Penn research adds new dimensions to understanding spatial memory

The brain has a complex system for keeping track of which direction a person is facing as he or she moves about; remembering how to get from one place to another would otherwise be impossible.

Penn psychologists have now shown a neurological basis for something that researchers have long observed about navigational behavior: People use geometrical relationships to orient themselves.

The research, which is related to the work that won this year’s Nobel Prize in Physiology or Medicine, adds new dimensions to our understanding of spatial memory and how it helps us to build memories of events.

The study was led by Russell Epstein, a professor in the Department of Psychology in the School of Arts & Sciences, and Steven Marchette, a postdoctoral fellow in Epstein’s lab.

“Imagine coming out of a subway stop—you know exactly where you are in the world, but you still have the experience of looking around to figure out which way you are facing,” says Marchette. “We’re interested in how people are able to reset their sense of direction in the world and what cues they rely upon in the environment to do that.”

The researchers attacked this problem using a memory test based on a virtual environment with a precisely designed layout. The environment consisted of a park with four museums, each of which contained eight unique items. Each museum was visually distinct and faced different directions, but all had identical layouts in terms of their objects’ locations. The objects were also set in alcoves, meaning they could only be seen from one direction.

After participants memorized the objects’ locations, they entered an MRI machine. There, the researchers scanned a region of their brains known as the retrosplenial cortex while asking whether a given object was to the left or right of another object in the same museum.

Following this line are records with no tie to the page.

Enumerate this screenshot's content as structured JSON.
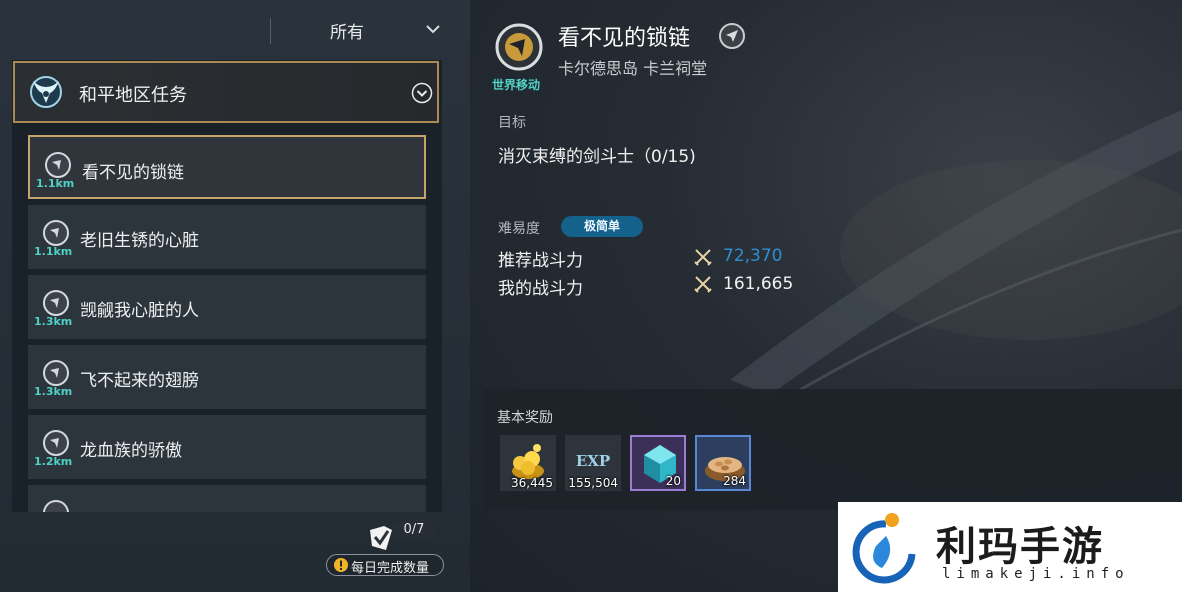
{
  "filter": {
    "label": "所有"
  },
  "group": {
    "title": "和平地区任务"
  },
  "quests": [
    {
      "name": "看不见的锁链",
      "distance": "1.1km",
      "selected": true
    },
    {
      "name": "老旧生锈的心脏",
      "distance": "1.1km"
    },
    {
      "name": "觊觎我心脏的人",
      "distance": "1.3km"
    },
    {
      "name": "飞不起来的翅膀",
      "distance": "1.3km"
    },
    {
      "name": "龙血族的骄傲",
      "distance": "1.2km"
    }
  ],
  "daily": {
    "count": "0/7",
    "label": "每日完成数量"
  },
  "detail": {
    "tag": "世界移动",
    "title": "看不见的锁链",
    "location": "卡尔德思岛 卡兰祠堂",
    "goal_heading": "目标",
    "goal_text": "消灭束缚的剑斗士（0/15)",
    "difficulty_heading": "难易度",
    "difficulty_value": "极简单",
    "recommended_cp_label": "推荐战斗力",
    "recommended_cp_value": "72,370",
    "my_cp_label": "我的战斗力",
    "my_cp_value": "161,665"
  },
  "rewards": {
    "heading": "基本奖励",
    "items": [
      {
        "icon": "gold-coins-icon",
        "qty": "36,445"
      },
      {
        "icon": "exp-icon",
        "label": "EXP",
        "qty": "155,504"
      },
      {
        "icon": "crystal-cube-icon",
        "qty": "20"
      },
      {
        "icon": "nuts-basket-icon",
        "qty": "284"
      }
    ]
  },
  "watermark": {
    "text": "利玛手游",
    "url": "limakeji.info"
  },
  "colors": {
    "accent_gold": "#c5a46b",
    "distance_teal": "#4fd1c5",
    "recommended_cp_blue": "#2f8fd6",
    "difficulty_badge": "#14618b"
  }
}
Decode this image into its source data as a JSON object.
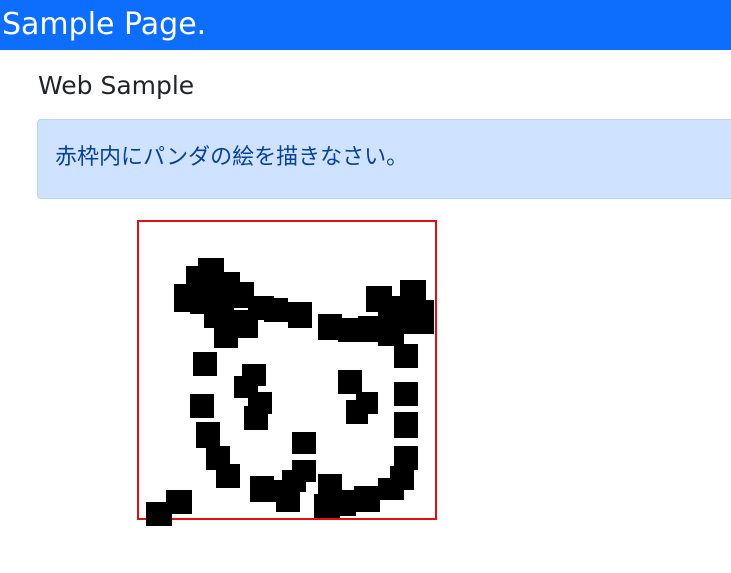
{
  "navbar": {
    "brand": "Sample Page."
  },
  "page": {
    "heading": "Web Sample"
  },
  "alert": {
    "text": "赤枠内にパンダの絵を描きなさい。",
    "background": "#cfe2ff",
    "text_color": "#084298"
  },
  "canvas": {
    "border_color": "#e01010",
    "ink_color": "#000000"
  },
  "colors": {
    "navbar": "#0d6efd"
  }
}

They found that an individual’s brain patterns were similar across instances where they imagined looking at objects that have the same relationship to the surrounding room, regardless of which room it was or the “true” direction they were facing. For example, remembering objects on the back walls of two different museums produced similar activation patterns, even though the back wall is north in one museum and east in the other.

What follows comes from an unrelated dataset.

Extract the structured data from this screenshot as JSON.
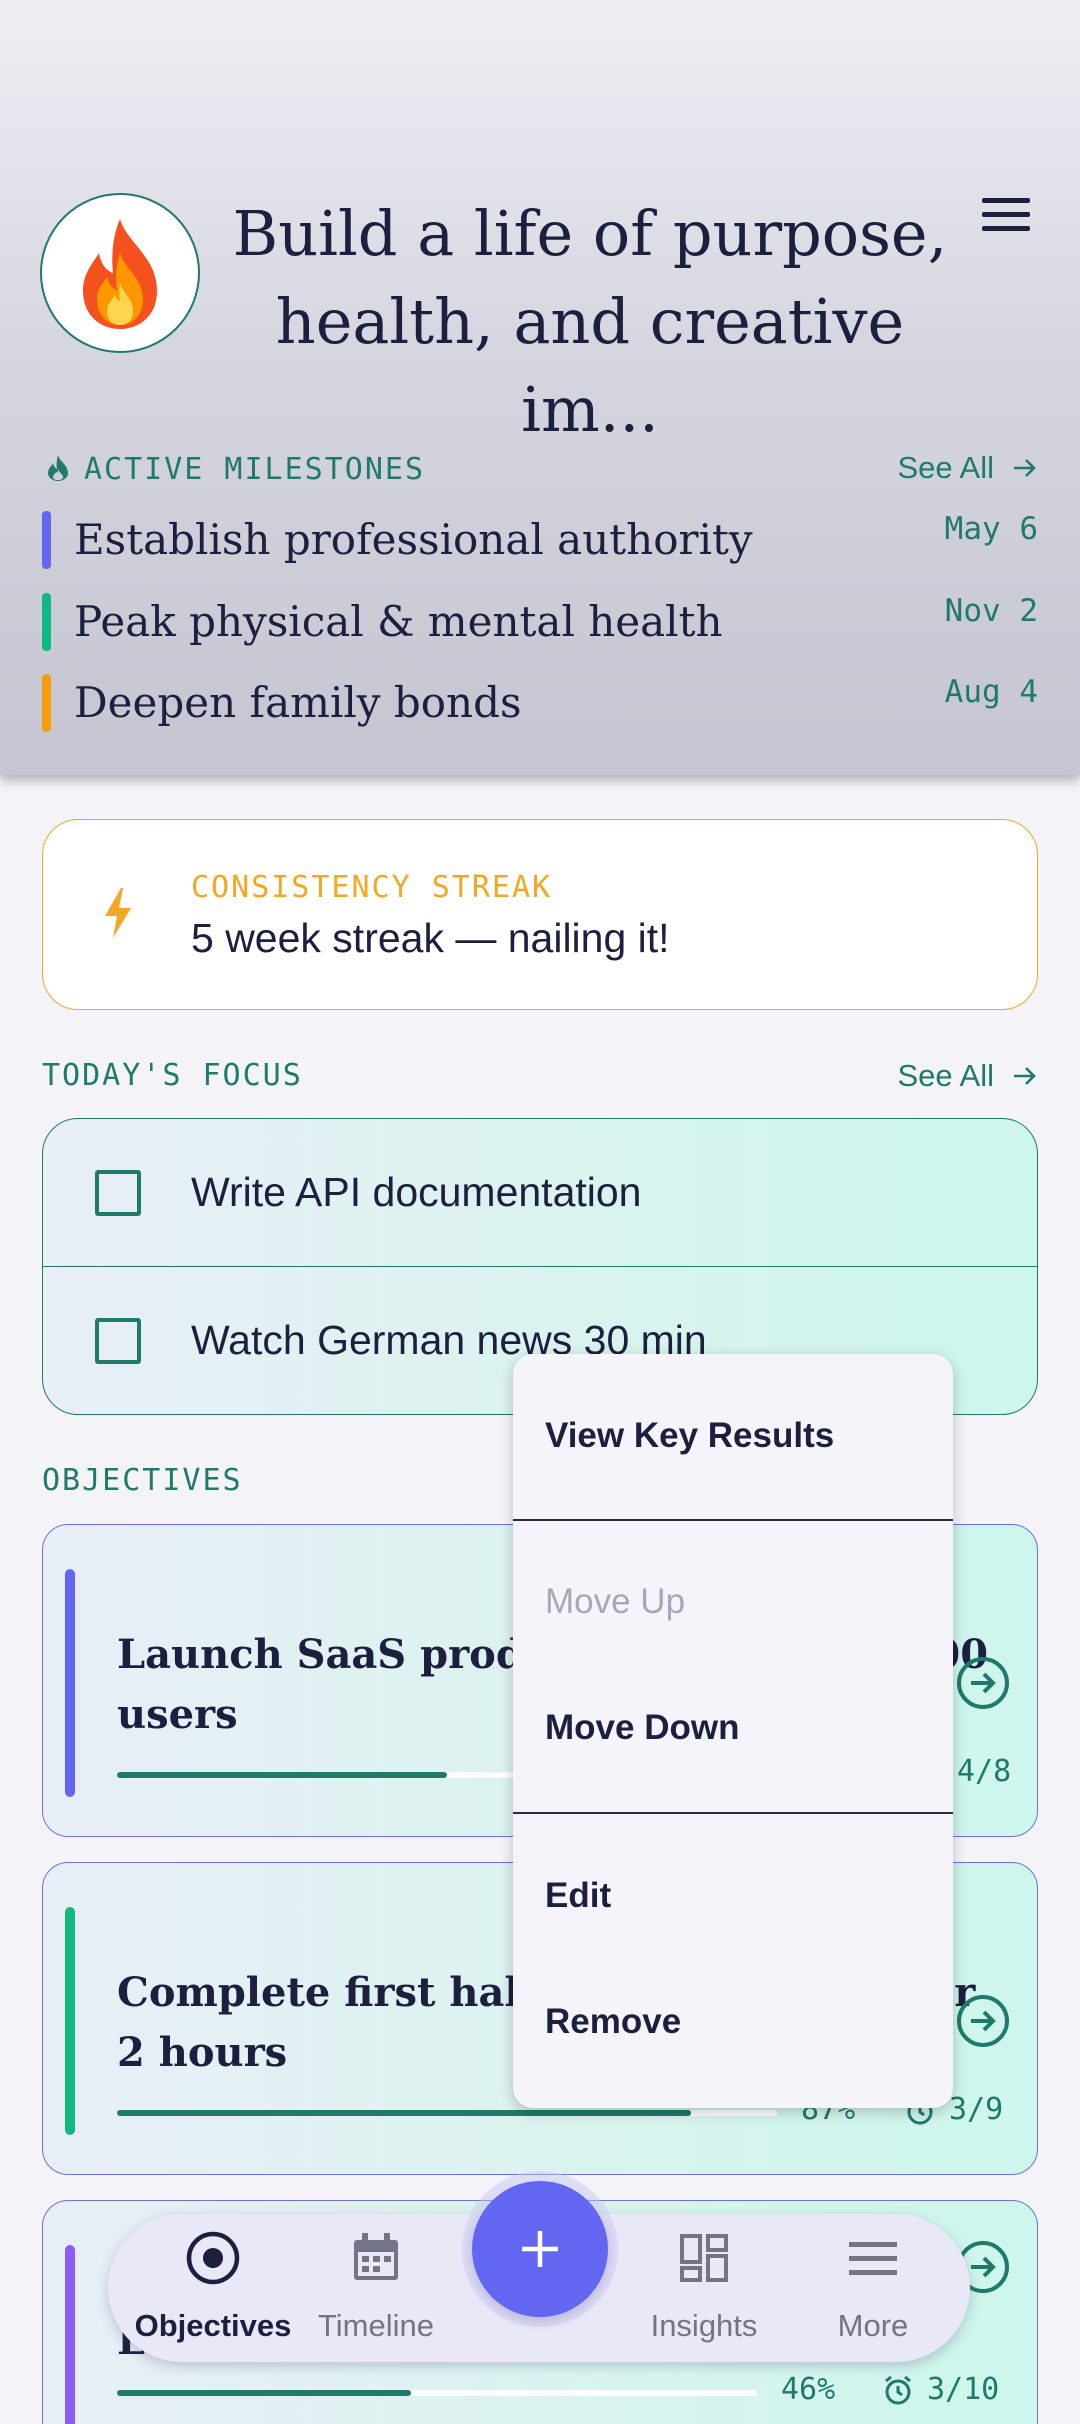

Critically, the similarities between these patterns meant that participants weren’t remembering the individual museums themselves, but rather their orientations within them.

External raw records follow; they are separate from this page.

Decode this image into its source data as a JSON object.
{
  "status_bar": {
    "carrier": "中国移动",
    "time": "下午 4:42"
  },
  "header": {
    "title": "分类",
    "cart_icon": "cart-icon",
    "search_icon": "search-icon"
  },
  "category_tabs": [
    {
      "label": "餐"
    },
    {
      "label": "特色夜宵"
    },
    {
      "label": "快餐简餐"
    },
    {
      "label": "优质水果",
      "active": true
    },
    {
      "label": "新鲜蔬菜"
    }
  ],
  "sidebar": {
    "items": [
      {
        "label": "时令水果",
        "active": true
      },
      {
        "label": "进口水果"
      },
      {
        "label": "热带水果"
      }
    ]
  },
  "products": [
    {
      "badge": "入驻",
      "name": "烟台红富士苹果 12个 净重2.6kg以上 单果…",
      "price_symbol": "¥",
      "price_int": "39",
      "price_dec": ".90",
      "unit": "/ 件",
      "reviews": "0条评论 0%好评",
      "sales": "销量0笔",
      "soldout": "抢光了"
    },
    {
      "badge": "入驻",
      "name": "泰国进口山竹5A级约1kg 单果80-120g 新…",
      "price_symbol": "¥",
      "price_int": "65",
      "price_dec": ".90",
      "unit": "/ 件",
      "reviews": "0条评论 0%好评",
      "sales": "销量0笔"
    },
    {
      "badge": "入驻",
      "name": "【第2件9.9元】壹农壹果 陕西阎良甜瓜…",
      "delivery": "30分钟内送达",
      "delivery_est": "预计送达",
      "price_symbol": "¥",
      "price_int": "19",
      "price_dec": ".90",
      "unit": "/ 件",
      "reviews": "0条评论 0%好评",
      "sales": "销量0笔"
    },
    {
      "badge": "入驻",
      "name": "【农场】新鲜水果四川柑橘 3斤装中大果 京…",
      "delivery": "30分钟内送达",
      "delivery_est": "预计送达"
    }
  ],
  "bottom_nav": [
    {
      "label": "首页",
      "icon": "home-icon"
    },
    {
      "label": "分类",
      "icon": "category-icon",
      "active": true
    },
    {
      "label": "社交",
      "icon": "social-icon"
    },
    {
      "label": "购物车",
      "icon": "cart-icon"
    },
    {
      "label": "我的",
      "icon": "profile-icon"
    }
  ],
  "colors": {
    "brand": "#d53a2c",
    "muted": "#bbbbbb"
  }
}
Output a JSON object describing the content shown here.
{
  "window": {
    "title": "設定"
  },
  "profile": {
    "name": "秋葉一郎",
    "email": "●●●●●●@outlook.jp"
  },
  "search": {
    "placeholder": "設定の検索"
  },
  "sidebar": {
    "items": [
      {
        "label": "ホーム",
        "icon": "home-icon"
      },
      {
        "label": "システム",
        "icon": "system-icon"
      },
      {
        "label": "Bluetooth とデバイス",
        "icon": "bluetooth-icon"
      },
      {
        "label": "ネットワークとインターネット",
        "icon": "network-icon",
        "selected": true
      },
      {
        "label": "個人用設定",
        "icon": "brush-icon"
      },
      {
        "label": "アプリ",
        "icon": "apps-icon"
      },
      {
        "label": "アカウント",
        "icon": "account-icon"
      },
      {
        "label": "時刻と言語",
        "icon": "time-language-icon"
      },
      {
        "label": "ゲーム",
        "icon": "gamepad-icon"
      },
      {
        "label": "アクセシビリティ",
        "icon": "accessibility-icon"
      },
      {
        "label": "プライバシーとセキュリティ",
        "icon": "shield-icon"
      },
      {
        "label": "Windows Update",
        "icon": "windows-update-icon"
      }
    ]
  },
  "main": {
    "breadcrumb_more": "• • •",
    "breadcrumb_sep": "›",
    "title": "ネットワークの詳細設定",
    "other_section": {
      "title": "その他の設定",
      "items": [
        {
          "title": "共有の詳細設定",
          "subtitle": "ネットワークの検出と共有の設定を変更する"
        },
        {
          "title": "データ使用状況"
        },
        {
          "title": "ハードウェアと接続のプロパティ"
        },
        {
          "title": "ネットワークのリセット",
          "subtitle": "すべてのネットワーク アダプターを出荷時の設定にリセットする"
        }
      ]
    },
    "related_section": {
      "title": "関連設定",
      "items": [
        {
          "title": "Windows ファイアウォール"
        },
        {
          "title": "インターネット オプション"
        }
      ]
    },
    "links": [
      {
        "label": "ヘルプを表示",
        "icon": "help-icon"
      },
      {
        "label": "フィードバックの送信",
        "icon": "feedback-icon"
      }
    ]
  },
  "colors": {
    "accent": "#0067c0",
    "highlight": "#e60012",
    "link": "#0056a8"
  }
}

“We can even reconstruct the location the participant is remembering based on those similarities,” Epstein says. “Once we know what we are looking for based on the first half of a participant’s responses, we can estimate the location of a given view entirely from the fMRI data.

“It’s as if we can read out a ‘floor plan’ of the museums from each person’s brain,” he adds. “And because the museums are geometrically identical, the retrosplenial cortex uses the same ‘floor plan’ for all of them.”